Bridging the Skills Gap in Manufacturing: Trends and Solutions

Explore strategies for bridging skills gap in manufacturing to combat workforce shortages and adapt to new technologies.

Skills gaps are appearing and widening at an alarming pace across many verticals and markets. That’s due to the increasing pace of retirement among an aging workforce. Those main issues, along with increasing automation, the collapse in globalization, and, soon, a generation that has used AI to bluff or cheat their way through college and hiring, will also impact manufacturing

Trends Behind the Growing Skills Gap

Whatever the politics behind this barrage of relentless trends, tariffs, and other impacts. The widening of the skills gap and a talent shortage up the value chain will impact manufacturing dramatically. 

The Challenge of an Aging Workforce

A recent report, The State of the Manufacturing Workforce in 2024 and Beyond (PDF) highlights that experienced workers are leaving manufacturing, and the industry is struggling to attract younger replacements. 

Some companies are failing to modernize, while others have hired their way out of previous skills gaps. Many manufacturers have skipped or minimized developing internal training schemes to build up internal skills and knowledge. 

With early retirement in manufacturing also impacting the industry, manufacturers need to hire fast, while developing loyalty and training for skills that are hard to find. 

Dealing With the Rise of Automation

Manufacturing at all levels, from the simplest production lines to the complexity of cutting-edge automotive plants, all see the value of automation. However, many companies fail to realize the impact on the human aspect, creating disengaged workers who see no future. 

Automation needs to be integrated across any business with an equal focus on upskilling, adding value, and creating opportunities for the workforce.

Changing the Perception of Manufacturing

In the eyes of the younger generations, manufacturing remains a soulless, dirty, and dead-end career. Those perceptions can be changed through outreach programs, expressive hiring campaigns, and marketing. 

They can highlight the career benefits in a high-technology, data-focused, and dynamic ecosystem across industries and promote the noble nature and history of manufacturing. A powerful example to follow is WeSupplyAmerica, a distribution-focused media tour that highlights the impact and innovation within that industry.  

Solutions to Narrow Your Skills Gap

The skills gap can be surmounted at the industry, market, and individual business levels by a range of initiatives and responses to the changing employment and retention landscape.

Training is Key to Reskilling

A successful business will ensure training is a part of workforce life from day one for new recruits, and that the business learns from employees as they leave. 

In-house training is the key way to ensure your manufacturing business does not fall prey to the skills gap. Working with external or internal trainers, you can focus on your business needs, train the best people for each task, and upskill workers to leverage new technologies, software, and services as they enter the business. 

Giving workers ownership and control through reskilling improves their knowledge and toolset.

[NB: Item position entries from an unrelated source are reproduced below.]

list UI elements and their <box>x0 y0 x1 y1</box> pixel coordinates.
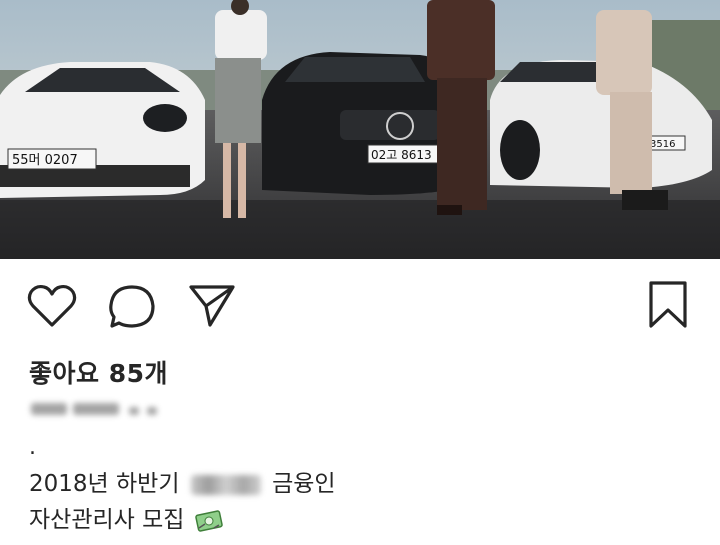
share-button[interactable] <box>188 284 236 328</box>
person-center <box>427 0 495 215</box>
plate-right: 3516 <box>650 139 675 150</box>
caption-line-2-text: 자산관리사 모집 <box>29 507 185 533</box>
money-emoji-icon <box>194 509 224 532</box>
car-white-left: 55머 0207 <box>0 62 205 198</box>
blurred-username <box>29 395 157 423</box>
blurred-company-name <box>190 474 261 495</box>
post-action-bar <box>0 272 720 342</box>
heart-icon <box>27 284 77 327</box>
caption-line-1-end: 금융인 <box>272 471 336 497</box>
caption-line-1: 2018년 하반기 금융인 <box>29 470 336 498</box>
like-button[interactable] <box>27 284 77 328</box>
plate-left: 55머 0207 <box>12 153 78 168</box>
save-button[interactable] <box>648 280 688 330</box>
caption-line-1-start: 2018년 하반기 <box>29 471 180 497</box>
caption-dot: . <box>29 435 36 460</box>
caption-line-2: 자산관리사 모집 <box>29 506 224 534</box>
send-icon <box>189 285 235 327</box>
plate-center: 02고 8613 <box>371 148 432 162</box>
comment-button[interactable] <box>108 284 156 330</box>
likes-count[interactable]: 좋아요 85개 <box>29 354 168 390</box>
bookmark-icon <box>649 281 687 328</box>
post-image[interactable]: 55머 0207 02고 8613 3516 <box>0 0 720 259</box>
comment-icon <box>109 285 155 328</box>
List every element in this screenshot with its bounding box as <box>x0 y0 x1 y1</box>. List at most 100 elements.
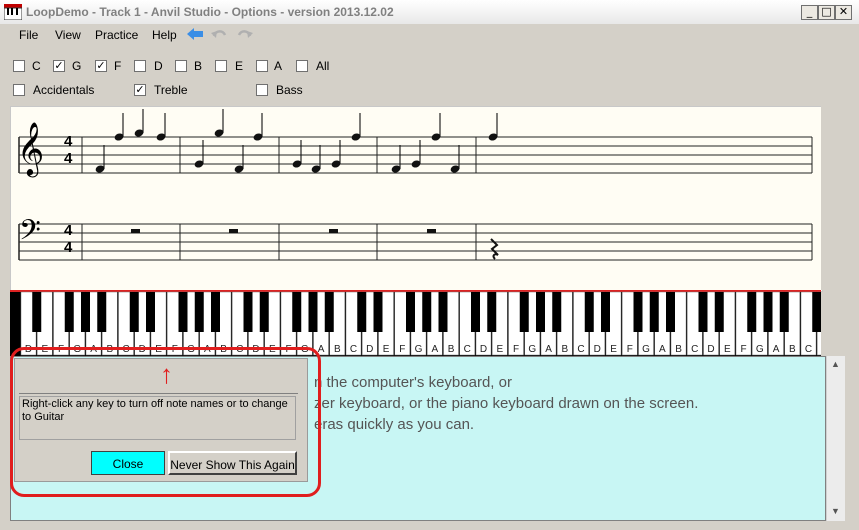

It also expands their interest and engagement with the business.

For example, the rise of manufacturing control software, supply chain tools, and AI-enabled SaaS tools has dominated the business landscape. They should not be the preserve of an IT closed shop but deployed across the industry to drive operational awareness among all manufacturing roles. 

Use Change Management to Improve Business Operations and the Workforce

Manufacturers cannot afford to rely on old production methods or “the way things have always been done.” To remain competitive, they must look at streamlining manufacturing, supply chain, procurement, and other areas through change management

Rather than make this a leadership-led operation, it should engage managers and workers from across the manufacturing base to build engagement. And to provide workers with the opportunity to demonstrate their technical understanding and management-level skills, thereby boosting their career opportunities. 

Boost Training and Development

Beyond reskilling, every manufacturing business should consider leveraging HR to lead training and business or personal development sessions for its workers. Not every lesson needs to focus on manufacturing and industry, but on broader company and market knowledge, and soft skills that make leaders and managers better across their roles. 

Training can encourage retention among workers, led by HR systems that better understand the needs of workers and their feelings around loyalty and opportunity. Some workers will be happy in their current role, or clearly disengaged, working from pay-day to pay-day, but surveys and interviews can find workers keen to learn, develop new skills, and broaden their knowledge. 

These approaches, especially among companies with high turnover, can help find the competitive and driven workers who can drive the company into the future, inspire the rest of the workforce, and move up the ladder to corporate roles. 

Creating and Delivering an Educated Company

These initiatives cannot work in isolation or on the whim of management or the HR department. They need to be planned, operated, and funded across the lifespan of the organization. 

Leadership needs to communicate changes across the business, HR has to promote the advantages and individual benefits, and team managers must deal with the mix of enthusiasm and resentment from the workforce. 

All of this will take place as manufacturing businesses evolve and adopt new processes and technology, with every step creating new learning opportunities. While automation will eradicate some roles, it will also create new ones for current workers and future hires. Still, each company must be able to show it can educate and inspire those workers through training and reskilling to keep them in higher-value work.